I've seen it used in stick fighting--most often it looks like a "Heaven 6" sinawali blast. Not strong, but fast and it can be overwhelming.


----------



## geezer (Jul 7, 2008)

arnisador said:


> I've seen it used in stick fighting--most often it looks like a "Heaven 6" sinawali blast. Not strong, but fast and it can be overwhelming.


 
Yeah, I can see that. But what I showed this guy was_ even more basic_ (he was getting fowled up on the standard 6-count sinawali). I had him charge in and just throw alternating downward left-right shots as hard and fast as he could . He's big and lifts, and his shots were very powerful. Basically he just beat down his opponents. To be honest, I felt a little guilty, like I was promoting the use of brute force over good technique...but the results _were_ interesting. Anyway, I think I'll take this thread over to FMA Talk too. It has been getting a little boring over there lately. Ya clear out the trolls, and all you have left is reasonable and responsible discussion. Where's the fun in that?--LOL.


----------



## CuongNhuka (Jul 7, 2008)

I'm only responding about the comment of Heaven 6. I've used it in disarmed sparring several times, and I've found that the second and third shots are extremly effective. The placement of the arm from the first strike tends to keep my opponent from even seeing the second. And the third is guarded by the fact that my opponent is now concentrating on the front of there body, and don't notice the back fist to the back of there head. 

But, that's just me.


----------



## NubreedKaliSilat (Oct 7, 2008)

I teach Kali and JKD, and I had a private lesson where my student wanted to train in Muay Thai and stickfighting. I started thinking about how to combine both arts together and came up with some pretty good idea's on fighting combinations. And also the Muay thai pads work good for movement training with the sticks as well. You can start out just using one Muay Thai pad on your left arm and a stick in the right. You can defend the stick attack and follow up with power shots to the muay thai pad, followed with punches and low line Muay Thai round kicks. 

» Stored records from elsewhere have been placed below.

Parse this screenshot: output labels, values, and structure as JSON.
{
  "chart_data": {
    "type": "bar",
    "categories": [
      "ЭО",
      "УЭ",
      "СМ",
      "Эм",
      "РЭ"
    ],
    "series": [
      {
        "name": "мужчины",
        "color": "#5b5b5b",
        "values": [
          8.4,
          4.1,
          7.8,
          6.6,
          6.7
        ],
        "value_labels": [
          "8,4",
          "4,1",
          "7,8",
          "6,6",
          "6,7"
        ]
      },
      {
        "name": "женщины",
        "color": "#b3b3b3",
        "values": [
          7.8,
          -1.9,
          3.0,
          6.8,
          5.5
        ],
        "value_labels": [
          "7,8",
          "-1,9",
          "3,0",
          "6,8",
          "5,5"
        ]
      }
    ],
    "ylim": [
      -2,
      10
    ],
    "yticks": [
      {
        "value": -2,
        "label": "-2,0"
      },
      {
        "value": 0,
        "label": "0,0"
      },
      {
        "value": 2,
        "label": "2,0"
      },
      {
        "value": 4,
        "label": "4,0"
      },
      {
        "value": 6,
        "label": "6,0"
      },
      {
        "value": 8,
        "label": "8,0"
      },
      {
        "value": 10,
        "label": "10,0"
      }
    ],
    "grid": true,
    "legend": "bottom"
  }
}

Example: You can inside sweep with the stick, backhand witik or shoot a punyo to Pad, Use the Punyo of the stick like a backhand shot.  follow with a left cross, right punyo hook and low round kick. With Double sticks you can do the heaven 6 on both pads and enter to punyo strikes, you can hook the pads and pull them down into round kicks, or knees and back out to the drill. 

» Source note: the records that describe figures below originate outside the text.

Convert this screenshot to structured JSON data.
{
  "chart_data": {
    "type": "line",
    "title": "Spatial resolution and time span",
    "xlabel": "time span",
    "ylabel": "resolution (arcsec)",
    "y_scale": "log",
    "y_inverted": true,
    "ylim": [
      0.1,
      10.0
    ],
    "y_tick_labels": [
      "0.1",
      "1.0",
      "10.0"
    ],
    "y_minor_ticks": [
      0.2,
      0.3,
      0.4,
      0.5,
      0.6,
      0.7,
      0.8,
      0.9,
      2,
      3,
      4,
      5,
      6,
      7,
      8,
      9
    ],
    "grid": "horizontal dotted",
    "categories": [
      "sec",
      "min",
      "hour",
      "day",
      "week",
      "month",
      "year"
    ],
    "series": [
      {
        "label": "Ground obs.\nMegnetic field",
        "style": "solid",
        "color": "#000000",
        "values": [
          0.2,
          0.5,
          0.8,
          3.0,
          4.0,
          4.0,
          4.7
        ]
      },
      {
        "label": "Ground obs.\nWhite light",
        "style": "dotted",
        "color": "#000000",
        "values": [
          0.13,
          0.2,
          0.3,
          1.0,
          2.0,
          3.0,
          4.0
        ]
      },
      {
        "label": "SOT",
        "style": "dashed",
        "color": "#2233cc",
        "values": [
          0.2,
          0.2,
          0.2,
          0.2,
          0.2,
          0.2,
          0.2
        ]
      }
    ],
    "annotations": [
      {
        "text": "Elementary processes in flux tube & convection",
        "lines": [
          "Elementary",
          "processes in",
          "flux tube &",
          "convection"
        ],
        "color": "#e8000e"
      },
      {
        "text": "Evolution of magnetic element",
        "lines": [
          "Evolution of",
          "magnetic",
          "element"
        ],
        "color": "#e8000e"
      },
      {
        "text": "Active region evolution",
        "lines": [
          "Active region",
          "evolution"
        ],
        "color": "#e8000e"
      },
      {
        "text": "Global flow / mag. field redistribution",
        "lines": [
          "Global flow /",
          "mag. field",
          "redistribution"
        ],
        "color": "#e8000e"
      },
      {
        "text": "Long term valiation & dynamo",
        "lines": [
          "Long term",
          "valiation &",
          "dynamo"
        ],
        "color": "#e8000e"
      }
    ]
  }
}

It was a great workout for both. You have to be careful not to hit your partners hands or your partner. Try it with some old pads and move in a out of stick range to kicking range to punyo range to Clinch knee and elbow, and then move back out again. You can get some pretty good experience on sparring with out the mental thought of getting hurt. Soft sticks could work to for added enjoyment and safety. I might want to think about using safety glasses to protect the eyes. Let me know what you think if you try it out???


----------